The chariots have to arrive at the Gundicha Temple before dark, which they usually do. If for some reason, the chariots cannot finish the journey on time, they are left on the road and complete the journey the next day.

Interestingly, during the festival, devotees look upon Lord Jagannath as one of them and not as a divine form only. During ‘pahandi’ there is a great rush to touch the idols, which is banned at other times. If for some reason, the servitors find it difficult to make the idols ascend the ramp of the chariot, they speak to him as if talking to a child. When patience breaks down, they are not loathe to scolding him or calling him names. On the day of Hera Panchami, it is believed that Lord Jagannath’s consort Goddess Lakshmi creeps to the chariot and breaks a part off out of anger as Jagannath is spending time with his siblings and aunt and not attending to her.

The day after the return journey, also known as Bahudayatra, it is time to decorate the idols (still in the chariots) in a profusion of ornaments, including crowns, hands and legs made of solid gold. This is known as Sunabesh.

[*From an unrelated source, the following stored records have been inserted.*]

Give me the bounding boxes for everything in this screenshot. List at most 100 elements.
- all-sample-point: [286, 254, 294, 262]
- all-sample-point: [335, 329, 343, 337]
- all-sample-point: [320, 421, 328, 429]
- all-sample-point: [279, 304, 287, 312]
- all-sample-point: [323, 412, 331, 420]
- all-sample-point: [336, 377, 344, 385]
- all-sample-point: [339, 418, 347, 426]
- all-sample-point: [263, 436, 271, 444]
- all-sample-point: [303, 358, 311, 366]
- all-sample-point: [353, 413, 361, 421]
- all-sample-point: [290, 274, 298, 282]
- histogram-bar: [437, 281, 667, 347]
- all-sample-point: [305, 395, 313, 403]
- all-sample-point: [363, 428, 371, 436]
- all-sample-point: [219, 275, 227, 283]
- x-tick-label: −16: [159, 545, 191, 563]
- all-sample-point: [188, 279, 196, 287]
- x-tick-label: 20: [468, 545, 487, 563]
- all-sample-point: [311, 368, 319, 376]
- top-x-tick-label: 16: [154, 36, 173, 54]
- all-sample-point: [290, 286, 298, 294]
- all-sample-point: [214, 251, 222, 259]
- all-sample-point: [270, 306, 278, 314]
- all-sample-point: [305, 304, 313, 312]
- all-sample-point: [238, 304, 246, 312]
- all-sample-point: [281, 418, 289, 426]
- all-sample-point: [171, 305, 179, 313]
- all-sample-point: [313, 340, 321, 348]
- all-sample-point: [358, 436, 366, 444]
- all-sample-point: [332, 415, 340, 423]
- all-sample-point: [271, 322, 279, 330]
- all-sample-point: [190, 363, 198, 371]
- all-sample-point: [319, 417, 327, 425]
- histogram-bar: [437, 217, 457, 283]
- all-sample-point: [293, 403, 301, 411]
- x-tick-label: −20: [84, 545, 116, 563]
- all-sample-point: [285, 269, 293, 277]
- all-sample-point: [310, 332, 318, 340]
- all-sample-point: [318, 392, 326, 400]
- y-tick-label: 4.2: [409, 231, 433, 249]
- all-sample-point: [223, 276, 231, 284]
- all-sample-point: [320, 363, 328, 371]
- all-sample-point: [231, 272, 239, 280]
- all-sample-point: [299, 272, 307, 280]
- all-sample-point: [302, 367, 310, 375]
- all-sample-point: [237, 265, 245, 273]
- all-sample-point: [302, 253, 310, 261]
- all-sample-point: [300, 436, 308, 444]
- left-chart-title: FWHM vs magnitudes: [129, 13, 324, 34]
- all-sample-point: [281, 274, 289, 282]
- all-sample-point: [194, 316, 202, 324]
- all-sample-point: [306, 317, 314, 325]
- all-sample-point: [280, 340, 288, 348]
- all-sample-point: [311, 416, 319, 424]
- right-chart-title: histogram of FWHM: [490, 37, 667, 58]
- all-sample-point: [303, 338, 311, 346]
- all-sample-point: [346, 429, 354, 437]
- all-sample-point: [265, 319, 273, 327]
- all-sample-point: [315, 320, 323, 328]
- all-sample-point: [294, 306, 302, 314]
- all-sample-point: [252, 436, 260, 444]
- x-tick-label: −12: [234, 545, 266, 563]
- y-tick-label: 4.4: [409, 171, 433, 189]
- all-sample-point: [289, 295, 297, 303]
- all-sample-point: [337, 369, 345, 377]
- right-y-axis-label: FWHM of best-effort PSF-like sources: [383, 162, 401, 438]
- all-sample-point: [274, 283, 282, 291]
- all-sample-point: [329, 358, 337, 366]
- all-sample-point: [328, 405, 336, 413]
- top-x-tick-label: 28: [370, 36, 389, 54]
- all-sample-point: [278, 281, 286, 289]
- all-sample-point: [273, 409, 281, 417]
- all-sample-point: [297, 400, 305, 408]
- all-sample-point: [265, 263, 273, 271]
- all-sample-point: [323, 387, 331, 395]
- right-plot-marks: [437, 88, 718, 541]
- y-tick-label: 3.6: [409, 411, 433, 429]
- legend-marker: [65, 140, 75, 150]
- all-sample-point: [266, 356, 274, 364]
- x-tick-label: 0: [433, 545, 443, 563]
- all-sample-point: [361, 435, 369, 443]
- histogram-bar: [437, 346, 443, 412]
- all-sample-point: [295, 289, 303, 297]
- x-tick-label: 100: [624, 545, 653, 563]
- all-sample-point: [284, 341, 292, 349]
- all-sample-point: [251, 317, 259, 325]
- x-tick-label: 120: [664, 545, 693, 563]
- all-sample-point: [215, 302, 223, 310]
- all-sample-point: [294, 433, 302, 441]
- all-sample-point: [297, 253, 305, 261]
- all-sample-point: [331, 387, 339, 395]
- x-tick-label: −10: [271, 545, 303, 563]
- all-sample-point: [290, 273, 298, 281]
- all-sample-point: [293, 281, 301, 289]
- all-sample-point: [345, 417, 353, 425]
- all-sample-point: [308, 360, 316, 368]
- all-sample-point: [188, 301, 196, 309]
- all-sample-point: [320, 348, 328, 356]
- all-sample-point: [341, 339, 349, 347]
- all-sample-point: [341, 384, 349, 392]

Finally, when Lord Jagannath is ready to enter the main temple, he finds Goddess Lakshmi has bolted the doors. After many verbal exchanges, entreaties from Jagannath, and offering of sweets, the goddess is appeased. The idols return to the divine throne (‘ratna simhasana’) inside the temple and devotees return home, eagerly awaiting for a re-run a year later.

Information: The nearest airport to Puri is Bhubaneswar, about 65km by road. Puri is connected by train to major cities of India.

Since the town draws a huge crowd, it is impossible to get rooms in hotels unless booked months ahead. However, you may stay in Bhubaneswar, Cuttack or Konark and travel by road to Puri. But the journey has to be made early in the morning as all roads to the temple square are blocked to traffic and you will have to walk down. While mingling with the crowd is the best way to get a feel of the festival, you may buy tickets to the galleries set up along the Grand Road. The buildings on either side of the road usually allow a limited number of visitors to their balconies or terraces, for a fee. The weather remains unpredictable, hot and sunny to raining and humid. So be armed with drinking water and rain gear.